The New Front In Omni-Channel: Store Labor
I attended two user conferences last week, in a cross-country tour that I would not readily recommend to others. Too much plane time. It did, however, give me plenty of time to compare and contrast.
I started out the week at Manhattan Associates. They’ve been working on some solutions around the store that are really interesting – a lot of thinking going on around what has to change in how stores are supported if they are going to become a larger supply chain player. You know, in terms of product fulfillment to customers. They had a particularly interesting session, presented jointly with Empower, on the changing role of store labor.
That was a theme that carried through to Epicor’s user conference, where I moderated a panel of Milennials on what they wanted from the retail experience. The most interesting part of that panel was the fact that all of the participants were employees at retailers. Two were store managers, two were assistant managers, and two were part-time workers, all ranging in age from 17-27. So after a ton of rapid-fire questions on their technology use and shopping habits, we got into their perspective as retail employees.
Three things emerged from that discussion. One, if you are not hammering it into your store operations group to greet customers as they come in the store, then I suggest you issue a memo right now. As retail employees, this group of young adults knew from their own training that greeting people is an essential part of their job and they expect to see that reflected when they interact with other retailers’ employees as customers. Several of the seven panelists said that if they don’t get greeted or welcomed in some way when they walk in a store, they will turn around and leave.
Two, they are enthusiastic about their jobs. But except for those that made it to the store manager ranks, there’s no future in it. There was a 17-year-old girl who works part time and is thinking about college who was so enthusiastic about her job – she loved it.
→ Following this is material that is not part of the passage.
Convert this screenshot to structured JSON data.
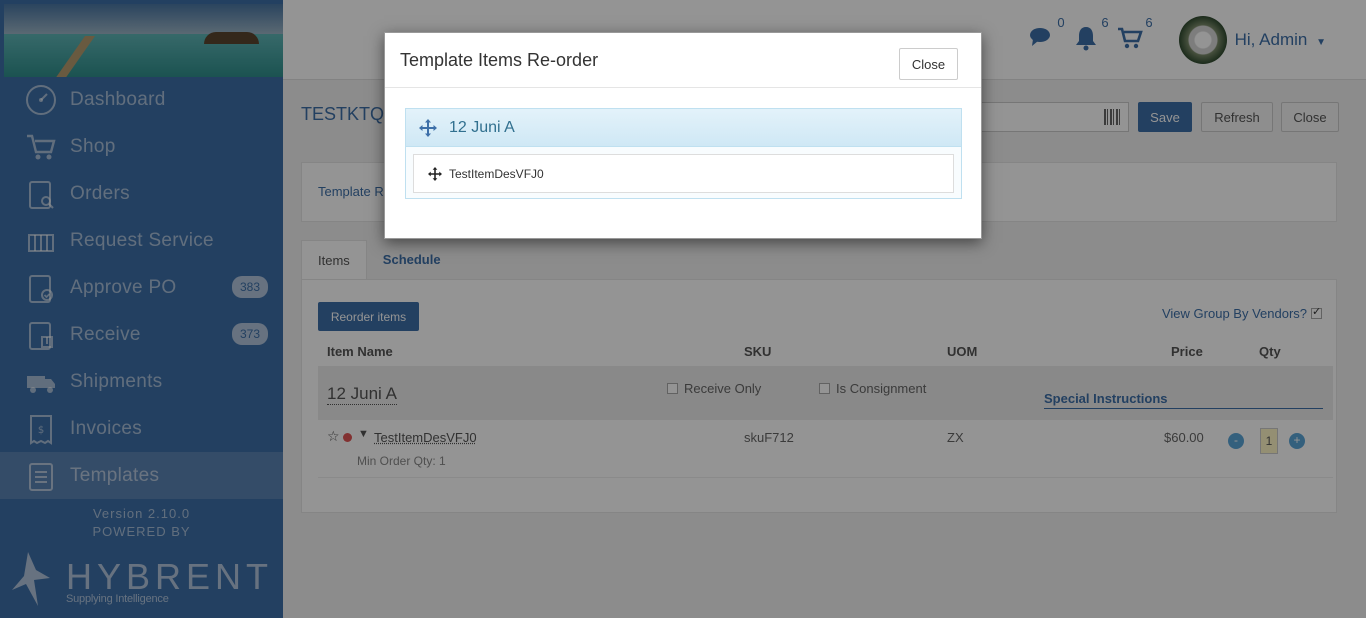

She could be a stable, experienced employee that any store manager would love to depend on. But she’s not going to stick with her job. And one of the most surprising things about the entire panel was the universal perspective that this is just the way it is. The pay isn’t great and the hours get tiring, so it’s fun for awhile but it’s only going to last until something better comes along. That’s kind of sad.
Three, as especially the store managers on the panel attested, while they feel like their companies do a good job in scheduling people, they do feel like there is generally not enough labor on the floor for both the selling and non-selling work they have to accomplish.
Which takes me back full circle to my own presentation at Manhattan’s user conference. In it, I made a plea to put an end to the practice of setting labor budgets primarily based on percent of sales calculations. Sales is the wrong measure – it has to be based on traffic, or you’re not measuring to real demand, you’re only measuring against transacted demand. And I made a plea for seriously reconsidering the employee’s role in the store – that technology to address the gap between what consumers know when they walk through the door and what employees know will only deliver parity. If employees are going to play any kind of relevant role, they have to know MORE than customers, or what’s the point? They’re just there to keep the inventory from walking out the door unpaid.
This was an argument brought forth on RetailWire last week, and I was gratified to see the overwhelming response in support of the notion that technology for employees, without the context of better customer service, won’t really change anything.
Top it off with the recent discovery that JCPenney has quietly ended its commission practice (that practice, ironically enough, was what led me to my first retail technology job). I still feel like JCP’s employee policies are going to be crucial to its success in transforming its stores, and these are policies still left unsaid to the market. Some commentary about the commission change has interpreted the move as a cost-cutting measure, but I don’t. Employees need to be focused on helping the customer, on providing service, almost at any cost. They should not be focused on making money off the customer. In the future store, sales – as it actually has always been – is an outcome, not really the direct result of a practice or a policy. Sales come from the right products and the right interactions with customers (i.e., driven by knowledgeable employees), not from commissions. Not from employee-facing handhelds. Certainly not in isolation.
So here’s my plea one more time: reconsider your labor costs, and how you deploy labor to serve customers. Service industry jobs are supposed to be the better paying jobs, and retail – on average, there are exceptions – is a clear outlier. Just imagine a future: imagine a future where store employees make a career out of helping customers, and not a bottom-of-the-ladder career either. Where you can find as knowledgeable and enthusiastic help – in as great of quantities – as the Apple store (I know, I said it). I fear this may be the only way to ensure the store’s future relevance.